Compute units of Z sub 210. See also SACPRIM.UZ210.

Returns:

list of units of Z sub 210.

factors

public static java.util.SortedMap<java.math.BigInteger,java.lang.Integer> factors(java.math.BigInteger n)

Integer factorization. n is a positive integer. F is a list (q(1), q(2),...,q(h)) of the prime factors of n, q(1) le q(2) le ... le q(h), with n equal to the product of the q(i).
In JAS F is a map. See also SACPRIM.IFACT, uses Pollards rho method.

Parameters:

n - integer to factor.

Returns:

a map of pairs of numbers (p,e) with p**e divides n.

factorsPollardRho

public static void factorsPollardRho(java.math.BigInteger n,
                                     java.util.SortedMap<java.math.BigInteger,java.lang.Integer> F)

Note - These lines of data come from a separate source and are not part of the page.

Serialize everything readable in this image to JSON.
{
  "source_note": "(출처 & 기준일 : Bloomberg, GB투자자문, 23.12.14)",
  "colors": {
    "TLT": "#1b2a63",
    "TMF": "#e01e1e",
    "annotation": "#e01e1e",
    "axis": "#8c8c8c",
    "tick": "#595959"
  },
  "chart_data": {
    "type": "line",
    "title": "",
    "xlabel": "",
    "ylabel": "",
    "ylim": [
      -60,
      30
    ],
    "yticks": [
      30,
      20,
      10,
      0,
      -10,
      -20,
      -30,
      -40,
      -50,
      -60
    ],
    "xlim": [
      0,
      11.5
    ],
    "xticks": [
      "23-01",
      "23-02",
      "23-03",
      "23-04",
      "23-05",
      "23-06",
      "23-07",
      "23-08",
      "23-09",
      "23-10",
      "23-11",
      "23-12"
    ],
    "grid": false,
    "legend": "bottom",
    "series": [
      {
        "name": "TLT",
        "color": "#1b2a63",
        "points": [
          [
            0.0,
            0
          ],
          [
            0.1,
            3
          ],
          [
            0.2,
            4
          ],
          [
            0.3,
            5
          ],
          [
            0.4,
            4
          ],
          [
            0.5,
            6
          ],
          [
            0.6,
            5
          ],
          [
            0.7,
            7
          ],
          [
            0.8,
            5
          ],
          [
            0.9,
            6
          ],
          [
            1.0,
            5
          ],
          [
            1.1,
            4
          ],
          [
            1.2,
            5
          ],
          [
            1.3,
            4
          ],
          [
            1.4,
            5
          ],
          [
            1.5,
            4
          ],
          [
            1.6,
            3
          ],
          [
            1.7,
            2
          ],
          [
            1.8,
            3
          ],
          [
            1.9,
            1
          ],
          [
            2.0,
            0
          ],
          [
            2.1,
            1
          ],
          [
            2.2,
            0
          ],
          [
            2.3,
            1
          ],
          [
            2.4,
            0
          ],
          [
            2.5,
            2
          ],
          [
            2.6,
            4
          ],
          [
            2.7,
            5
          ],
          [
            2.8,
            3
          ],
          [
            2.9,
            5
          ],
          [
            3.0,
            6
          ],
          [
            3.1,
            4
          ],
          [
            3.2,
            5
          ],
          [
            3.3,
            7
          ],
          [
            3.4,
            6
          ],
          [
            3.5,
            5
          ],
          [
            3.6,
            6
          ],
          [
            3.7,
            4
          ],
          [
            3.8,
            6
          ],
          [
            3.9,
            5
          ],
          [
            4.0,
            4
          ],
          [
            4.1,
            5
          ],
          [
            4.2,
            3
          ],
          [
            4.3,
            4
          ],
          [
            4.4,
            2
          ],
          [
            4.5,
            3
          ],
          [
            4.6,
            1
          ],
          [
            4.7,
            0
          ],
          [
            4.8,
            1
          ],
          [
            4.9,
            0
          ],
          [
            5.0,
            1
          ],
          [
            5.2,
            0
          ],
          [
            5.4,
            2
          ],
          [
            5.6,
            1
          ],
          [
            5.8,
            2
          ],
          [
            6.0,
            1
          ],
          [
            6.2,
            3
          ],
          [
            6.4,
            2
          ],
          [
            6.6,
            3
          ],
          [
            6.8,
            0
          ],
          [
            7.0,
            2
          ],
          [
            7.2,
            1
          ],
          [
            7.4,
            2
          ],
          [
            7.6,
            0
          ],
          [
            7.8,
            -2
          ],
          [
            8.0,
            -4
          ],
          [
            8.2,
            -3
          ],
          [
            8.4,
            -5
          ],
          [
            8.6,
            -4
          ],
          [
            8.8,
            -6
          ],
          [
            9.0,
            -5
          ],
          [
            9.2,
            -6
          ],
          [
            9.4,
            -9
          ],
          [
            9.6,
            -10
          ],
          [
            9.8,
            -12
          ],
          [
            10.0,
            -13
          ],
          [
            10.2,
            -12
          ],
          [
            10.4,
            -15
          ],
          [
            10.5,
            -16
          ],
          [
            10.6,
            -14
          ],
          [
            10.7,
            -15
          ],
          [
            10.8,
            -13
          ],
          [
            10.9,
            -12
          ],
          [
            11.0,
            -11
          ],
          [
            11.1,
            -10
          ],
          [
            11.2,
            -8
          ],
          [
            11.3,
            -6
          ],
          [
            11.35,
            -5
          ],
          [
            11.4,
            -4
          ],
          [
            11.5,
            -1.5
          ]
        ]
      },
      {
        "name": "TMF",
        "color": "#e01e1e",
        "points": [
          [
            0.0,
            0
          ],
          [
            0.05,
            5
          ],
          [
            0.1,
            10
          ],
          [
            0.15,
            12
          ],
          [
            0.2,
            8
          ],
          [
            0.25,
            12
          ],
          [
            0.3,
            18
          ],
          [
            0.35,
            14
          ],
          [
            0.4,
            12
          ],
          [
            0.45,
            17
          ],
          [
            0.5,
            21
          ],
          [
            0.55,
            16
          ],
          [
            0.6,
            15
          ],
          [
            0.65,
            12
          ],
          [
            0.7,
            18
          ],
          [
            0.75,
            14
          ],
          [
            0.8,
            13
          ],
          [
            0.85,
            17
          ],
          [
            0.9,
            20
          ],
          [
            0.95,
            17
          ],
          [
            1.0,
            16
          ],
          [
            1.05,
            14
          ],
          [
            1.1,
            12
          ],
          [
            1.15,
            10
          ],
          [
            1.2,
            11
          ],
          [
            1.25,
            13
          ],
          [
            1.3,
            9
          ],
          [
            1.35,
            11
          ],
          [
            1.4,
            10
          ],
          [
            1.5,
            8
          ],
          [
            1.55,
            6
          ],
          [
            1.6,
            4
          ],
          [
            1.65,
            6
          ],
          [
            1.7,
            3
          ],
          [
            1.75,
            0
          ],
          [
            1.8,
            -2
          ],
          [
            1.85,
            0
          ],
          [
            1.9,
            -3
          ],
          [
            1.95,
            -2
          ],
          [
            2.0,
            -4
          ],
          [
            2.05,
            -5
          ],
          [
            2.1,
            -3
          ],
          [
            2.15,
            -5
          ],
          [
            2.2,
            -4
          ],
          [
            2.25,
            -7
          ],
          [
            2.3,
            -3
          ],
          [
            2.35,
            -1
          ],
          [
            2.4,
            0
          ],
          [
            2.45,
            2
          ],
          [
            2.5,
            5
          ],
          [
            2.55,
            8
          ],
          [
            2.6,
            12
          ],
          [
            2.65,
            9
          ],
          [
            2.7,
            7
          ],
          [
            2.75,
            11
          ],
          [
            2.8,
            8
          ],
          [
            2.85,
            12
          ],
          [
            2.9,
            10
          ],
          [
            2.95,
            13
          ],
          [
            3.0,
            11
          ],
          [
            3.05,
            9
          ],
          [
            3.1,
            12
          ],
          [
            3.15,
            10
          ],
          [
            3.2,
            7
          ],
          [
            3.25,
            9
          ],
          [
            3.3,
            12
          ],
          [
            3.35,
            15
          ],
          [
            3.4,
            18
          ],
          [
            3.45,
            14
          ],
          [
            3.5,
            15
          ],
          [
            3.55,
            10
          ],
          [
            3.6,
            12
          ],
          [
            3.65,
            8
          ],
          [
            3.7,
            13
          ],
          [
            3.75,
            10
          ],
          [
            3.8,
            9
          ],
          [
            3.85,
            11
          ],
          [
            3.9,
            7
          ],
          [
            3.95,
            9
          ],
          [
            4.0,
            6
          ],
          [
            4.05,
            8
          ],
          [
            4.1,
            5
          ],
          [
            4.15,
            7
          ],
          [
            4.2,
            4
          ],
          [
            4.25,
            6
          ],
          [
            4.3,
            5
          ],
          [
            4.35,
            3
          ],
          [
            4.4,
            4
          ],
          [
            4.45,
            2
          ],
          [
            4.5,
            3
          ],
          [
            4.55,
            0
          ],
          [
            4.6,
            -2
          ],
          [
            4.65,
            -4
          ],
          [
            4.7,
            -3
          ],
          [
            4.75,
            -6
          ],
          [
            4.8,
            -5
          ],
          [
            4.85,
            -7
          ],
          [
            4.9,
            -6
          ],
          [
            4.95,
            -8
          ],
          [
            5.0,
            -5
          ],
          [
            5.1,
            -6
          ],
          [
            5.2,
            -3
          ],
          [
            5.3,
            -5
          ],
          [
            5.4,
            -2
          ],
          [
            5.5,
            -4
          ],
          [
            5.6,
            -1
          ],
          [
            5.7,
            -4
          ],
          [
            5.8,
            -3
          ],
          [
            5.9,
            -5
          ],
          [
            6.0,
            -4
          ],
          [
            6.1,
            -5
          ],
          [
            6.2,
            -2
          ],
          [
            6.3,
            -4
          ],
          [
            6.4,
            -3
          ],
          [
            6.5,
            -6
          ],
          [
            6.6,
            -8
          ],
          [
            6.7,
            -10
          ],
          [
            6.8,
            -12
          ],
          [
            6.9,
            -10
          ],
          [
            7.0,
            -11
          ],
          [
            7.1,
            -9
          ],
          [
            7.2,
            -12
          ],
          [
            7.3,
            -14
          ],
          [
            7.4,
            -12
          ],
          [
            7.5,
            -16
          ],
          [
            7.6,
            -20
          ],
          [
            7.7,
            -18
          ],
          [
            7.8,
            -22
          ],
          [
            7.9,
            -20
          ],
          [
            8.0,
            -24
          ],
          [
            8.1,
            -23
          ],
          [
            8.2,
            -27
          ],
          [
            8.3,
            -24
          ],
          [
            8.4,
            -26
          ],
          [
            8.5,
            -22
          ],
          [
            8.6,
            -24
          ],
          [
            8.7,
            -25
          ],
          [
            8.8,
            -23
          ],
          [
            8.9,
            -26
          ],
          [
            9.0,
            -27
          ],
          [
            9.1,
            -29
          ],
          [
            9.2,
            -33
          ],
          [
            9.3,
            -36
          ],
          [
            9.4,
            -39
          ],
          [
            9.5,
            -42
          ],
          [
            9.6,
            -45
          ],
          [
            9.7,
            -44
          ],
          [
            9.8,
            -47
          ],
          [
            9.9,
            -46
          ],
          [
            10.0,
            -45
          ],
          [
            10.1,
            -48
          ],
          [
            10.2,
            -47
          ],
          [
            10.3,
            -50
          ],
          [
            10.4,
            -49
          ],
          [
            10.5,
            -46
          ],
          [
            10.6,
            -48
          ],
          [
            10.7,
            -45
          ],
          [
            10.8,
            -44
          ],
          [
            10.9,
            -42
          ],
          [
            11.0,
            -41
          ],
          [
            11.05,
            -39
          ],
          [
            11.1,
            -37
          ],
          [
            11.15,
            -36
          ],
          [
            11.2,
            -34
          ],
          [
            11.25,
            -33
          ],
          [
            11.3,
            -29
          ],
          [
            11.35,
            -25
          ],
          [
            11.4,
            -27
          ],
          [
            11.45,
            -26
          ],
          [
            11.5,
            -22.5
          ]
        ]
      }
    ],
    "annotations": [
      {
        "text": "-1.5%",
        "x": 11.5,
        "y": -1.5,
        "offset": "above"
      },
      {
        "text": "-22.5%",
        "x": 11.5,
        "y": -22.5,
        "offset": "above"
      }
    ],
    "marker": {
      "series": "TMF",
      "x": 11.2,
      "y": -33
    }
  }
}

Integer factorization using Pollards rho algorithm. n is a positive integer. F is a list (q(1), q(2),...,q(h)) of the prime factors of n, q(1) le q(2) le ... le q(h), with n equal to the product of the q(i).
In JAS F is a map.

Parameters:

n - integer to factor.

F - a map of pairs of numbers (p,e) with p**e divides n and p is probable prime, F is modified.

factorsPollardRho

public static void factorsPollardRho(long n,
                                     java.util.SortedMap<java.lang.Long,java.lang.Integer> F)

Integer factorization using Pollards rho algorithm. n is a positive integer. F is a list (q(1), q(2),...,q(h)) of the prime factors of n, q(1) le q(2) le ... le q(h), with n equal to the product of the q(i).
In JAS F is a map.

Parameters:

n - integer to factor.

F - a map of pairs of numbers (p,e) with p**e divides n and p is probable prime, F is modified.